Thereafter you fully engaged in Buddhist services and then made your way safely back home.
With my deep respect.
To the lay priest Toki
Toki Jōnin had lost his mother toward the end of the second month of 1276, and in the third month, bearing her cremated remains, he made the long journey from his home in Shimōsa to visit Nichiren Daishonin at Mount Minobu. There he held services for her, thus earnestly fulfilling his filial duty.
Upon leaving Minobu, he forgot the copy of the Lotus Sutra he had carried with him. The Daishonin sent this letter with the disciple he had dispatched to return Jōnin’s sutra copy to him. Therefore, though it bears no date, it is known to have been written in the third month of 1276.
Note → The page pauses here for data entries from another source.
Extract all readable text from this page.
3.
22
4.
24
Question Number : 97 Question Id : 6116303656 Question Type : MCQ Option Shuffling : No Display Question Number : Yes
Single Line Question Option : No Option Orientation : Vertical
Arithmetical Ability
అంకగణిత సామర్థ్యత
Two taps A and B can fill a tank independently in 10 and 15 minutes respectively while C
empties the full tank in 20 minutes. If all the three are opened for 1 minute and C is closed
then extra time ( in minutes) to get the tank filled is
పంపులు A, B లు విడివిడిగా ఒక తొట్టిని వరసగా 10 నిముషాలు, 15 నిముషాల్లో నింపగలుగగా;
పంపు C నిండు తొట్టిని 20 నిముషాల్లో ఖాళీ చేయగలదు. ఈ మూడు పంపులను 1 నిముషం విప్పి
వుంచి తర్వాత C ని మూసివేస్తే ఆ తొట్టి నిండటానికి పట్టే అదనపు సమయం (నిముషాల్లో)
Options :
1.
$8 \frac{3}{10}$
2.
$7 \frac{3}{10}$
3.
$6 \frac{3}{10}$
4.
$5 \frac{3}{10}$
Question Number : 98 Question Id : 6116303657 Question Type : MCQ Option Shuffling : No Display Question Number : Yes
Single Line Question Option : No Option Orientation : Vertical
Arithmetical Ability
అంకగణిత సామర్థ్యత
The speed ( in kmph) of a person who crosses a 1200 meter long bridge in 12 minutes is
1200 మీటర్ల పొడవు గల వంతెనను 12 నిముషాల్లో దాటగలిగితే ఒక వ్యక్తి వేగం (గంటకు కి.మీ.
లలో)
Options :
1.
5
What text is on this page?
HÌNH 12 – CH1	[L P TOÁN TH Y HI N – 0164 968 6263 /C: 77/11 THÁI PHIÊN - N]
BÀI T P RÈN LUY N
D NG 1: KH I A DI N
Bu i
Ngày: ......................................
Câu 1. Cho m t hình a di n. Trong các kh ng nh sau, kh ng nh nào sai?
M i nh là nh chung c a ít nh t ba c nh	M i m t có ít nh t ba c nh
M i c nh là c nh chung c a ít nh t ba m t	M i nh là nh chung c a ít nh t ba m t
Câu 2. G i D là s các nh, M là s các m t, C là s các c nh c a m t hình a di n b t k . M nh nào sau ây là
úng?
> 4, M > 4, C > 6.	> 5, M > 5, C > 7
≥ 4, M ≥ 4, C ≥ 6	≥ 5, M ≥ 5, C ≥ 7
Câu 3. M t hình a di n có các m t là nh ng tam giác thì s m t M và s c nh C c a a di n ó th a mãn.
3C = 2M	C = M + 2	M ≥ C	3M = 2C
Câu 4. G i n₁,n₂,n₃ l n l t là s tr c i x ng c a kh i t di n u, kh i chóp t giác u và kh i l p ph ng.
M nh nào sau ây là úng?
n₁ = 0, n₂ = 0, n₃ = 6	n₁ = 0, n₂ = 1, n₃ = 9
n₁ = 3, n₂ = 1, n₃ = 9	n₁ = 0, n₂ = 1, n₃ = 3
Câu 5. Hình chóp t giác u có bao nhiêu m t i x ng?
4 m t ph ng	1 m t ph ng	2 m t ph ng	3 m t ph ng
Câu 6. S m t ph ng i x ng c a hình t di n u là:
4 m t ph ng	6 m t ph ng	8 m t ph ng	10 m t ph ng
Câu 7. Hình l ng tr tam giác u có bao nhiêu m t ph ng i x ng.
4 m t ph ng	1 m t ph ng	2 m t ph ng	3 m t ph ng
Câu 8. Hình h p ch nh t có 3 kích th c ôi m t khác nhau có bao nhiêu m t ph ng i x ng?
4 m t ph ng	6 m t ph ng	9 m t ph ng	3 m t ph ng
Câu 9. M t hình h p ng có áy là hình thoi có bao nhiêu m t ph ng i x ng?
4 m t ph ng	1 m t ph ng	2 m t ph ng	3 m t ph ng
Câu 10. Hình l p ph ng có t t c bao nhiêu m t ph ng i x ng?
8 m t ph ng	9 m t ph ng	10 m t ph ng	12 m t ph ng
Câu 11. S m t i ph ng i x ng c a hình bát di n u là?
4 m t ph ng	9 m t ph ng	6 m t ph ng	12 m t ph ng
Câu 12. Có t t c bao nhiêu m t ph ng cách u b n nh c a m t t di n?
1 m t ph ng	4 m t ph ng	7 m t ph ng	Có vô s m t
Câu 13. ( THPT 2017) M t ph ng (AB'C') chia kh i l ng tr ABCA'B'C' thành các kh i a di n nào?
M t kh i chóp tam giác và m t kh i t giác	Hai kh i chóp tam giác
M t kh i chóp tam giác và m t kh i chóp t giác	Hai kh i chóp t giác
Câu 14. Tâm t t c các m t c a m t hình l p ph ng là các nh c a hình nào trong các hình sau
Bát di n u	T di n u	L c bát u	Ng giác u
In this letter, Nichiren Daishonin cautions Jōnin against forgetfulness, and praises his filial devotion to his deceased mother as well as his sincere faith. Citing examples from Chinese and Buddhist literature about forgetfulness, the Daishonin affectionately refers to Jōnin as “the most forgetful person in all Japan.” Next, he refers to a more serious kind of forgetfulness—forgetting the true meaning of the Buddha’s teachings. In this regard, he mentions the teachers of the True Word, Nembutsu, Zen, and Precepts schools of Buddhism. Worse yet, he says, are the scholars of the Lotus Sutra-based Tendai school and their followers who slander the Daishonin and side with the Nembutsu and other believers against him. The Daishonin describes them as “the greatest forgetters of all.”
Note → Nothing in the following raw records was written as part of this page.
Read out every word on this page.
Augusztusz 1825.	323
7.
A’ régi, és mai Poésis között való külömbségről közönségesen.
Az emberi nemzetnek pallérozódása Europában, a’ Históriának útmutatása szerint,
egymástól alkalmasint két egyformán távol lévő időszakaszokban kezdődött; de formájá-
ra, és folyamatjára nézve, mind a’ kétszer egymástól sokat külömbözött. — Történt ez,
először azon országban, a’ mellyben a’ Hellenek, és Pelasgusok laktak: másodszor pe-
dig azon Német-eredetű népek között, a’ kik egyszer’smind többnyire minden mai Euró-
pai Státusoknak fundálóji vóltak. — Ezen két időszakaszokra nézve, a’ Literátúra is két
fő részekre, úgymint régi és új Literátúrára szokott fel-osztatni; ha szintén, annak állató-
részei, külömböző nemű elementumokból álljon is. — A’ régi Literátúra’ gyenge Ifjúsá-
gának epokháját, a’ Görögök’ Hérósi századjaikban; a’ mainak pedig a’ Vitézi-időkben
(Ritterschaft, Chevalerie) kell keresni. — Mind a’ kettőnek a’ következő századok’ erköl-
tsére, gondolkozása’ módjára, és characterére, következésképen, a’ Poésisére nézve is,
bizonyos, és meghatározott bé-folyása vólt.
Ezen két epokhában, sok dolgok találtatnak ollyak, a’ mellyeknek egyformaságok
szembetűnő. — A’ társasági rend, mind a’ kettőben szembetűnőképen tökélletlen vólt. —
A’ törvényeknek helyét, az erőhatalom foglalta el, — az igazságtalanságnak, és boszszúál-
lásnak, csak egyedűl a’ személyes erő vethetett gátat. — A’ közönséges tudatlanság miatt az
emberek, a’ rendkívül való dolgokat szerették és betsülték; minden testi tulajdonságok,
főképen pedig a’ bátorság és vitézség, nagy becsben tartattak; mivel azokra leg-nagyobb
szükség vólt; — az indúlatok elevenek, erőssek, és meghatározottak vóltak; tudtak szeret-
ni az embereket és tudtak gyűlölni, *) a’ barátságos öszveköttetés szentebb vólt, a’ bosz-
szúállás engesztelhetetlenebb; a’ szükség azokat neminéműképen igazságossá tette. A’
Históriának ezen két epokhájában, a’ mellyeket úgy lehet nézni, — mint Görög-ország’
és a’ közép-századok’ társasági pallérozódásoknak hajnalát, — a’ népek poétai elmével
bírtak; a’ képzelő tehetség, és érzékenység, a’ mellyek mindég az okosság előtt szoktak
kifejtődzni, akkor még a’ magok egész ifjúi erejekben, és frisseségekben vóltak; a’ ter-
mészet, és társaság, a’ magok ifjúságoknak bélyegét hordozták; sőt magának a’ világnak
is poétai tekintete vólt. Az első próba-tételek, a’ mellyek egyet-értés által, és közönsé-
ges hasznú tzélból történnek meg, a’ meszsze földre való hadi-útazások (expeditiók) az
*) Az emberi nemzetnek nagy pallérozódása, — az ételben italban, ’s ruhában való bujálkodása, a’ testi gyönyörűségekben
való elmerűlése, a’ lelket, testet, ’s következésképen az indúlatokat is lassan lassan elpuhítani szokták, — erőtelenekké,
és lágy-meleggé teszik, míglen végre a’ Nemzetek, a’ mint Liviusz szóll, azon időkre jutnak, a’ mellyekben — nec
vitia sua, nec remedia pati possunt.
The letter concludes with the Daishonin praising Jōnin’s devotion in making the difficult journey to Minobu with his mother’s ashes for a memorial service, pointing out that such sincere faith will enable both child and parent to attain Buddhahood together.
1. The twenty-fifth ruler (r. 494–468 b.c.e.) of the state of Lu, China. Confucius was a native of Lu in Duke Ai’s time.
2. Also known as Chūdapanthaka. See Chūdapanthaka in Glossary.
3. Toki Jōnin, the recipient of this letter.
4. Those who heard the Lotus Sutra of Great Universal Wisdom Excellence Buddha from Shakyamuni when he was the sixteenth son of that Buddha in the remote past. According to the parable of the jewel in the robe related in the Lotus Sutra, just as an impoverished man was ignorant of the treasure he possessed, so the Buddha’s disciples were unaware that the Buddha had planted the seeds of Buddhahood in their lives.
5. The fifty-two stages of practice are of two kinds—that of the specific teaching and that of the perfect teaching. In the former, the first stage of development, and in the latter, the first stage of security, are 660regarded as the first stages of sages. In either case, it is indicated that Bodhisattva Ever Wailing and the others were at the stage of sages.
6. A meditation undisturbed by flames and heat. It is said that even the flames and heat of hell do not affect one who has obtained the fiery pit meditation.
7. En no Ubasoku (b. 634), also known as En no Ozunu, founded the Japanese Shugendō school, a quasi-Buddhist school that teaches ascetic practices in the mountains aimed at obtaining supernatural powers.
8. Kissen Shishi and Shōdai-nyo are the Japanese names for this couple. Their Sanskrit names are unknown.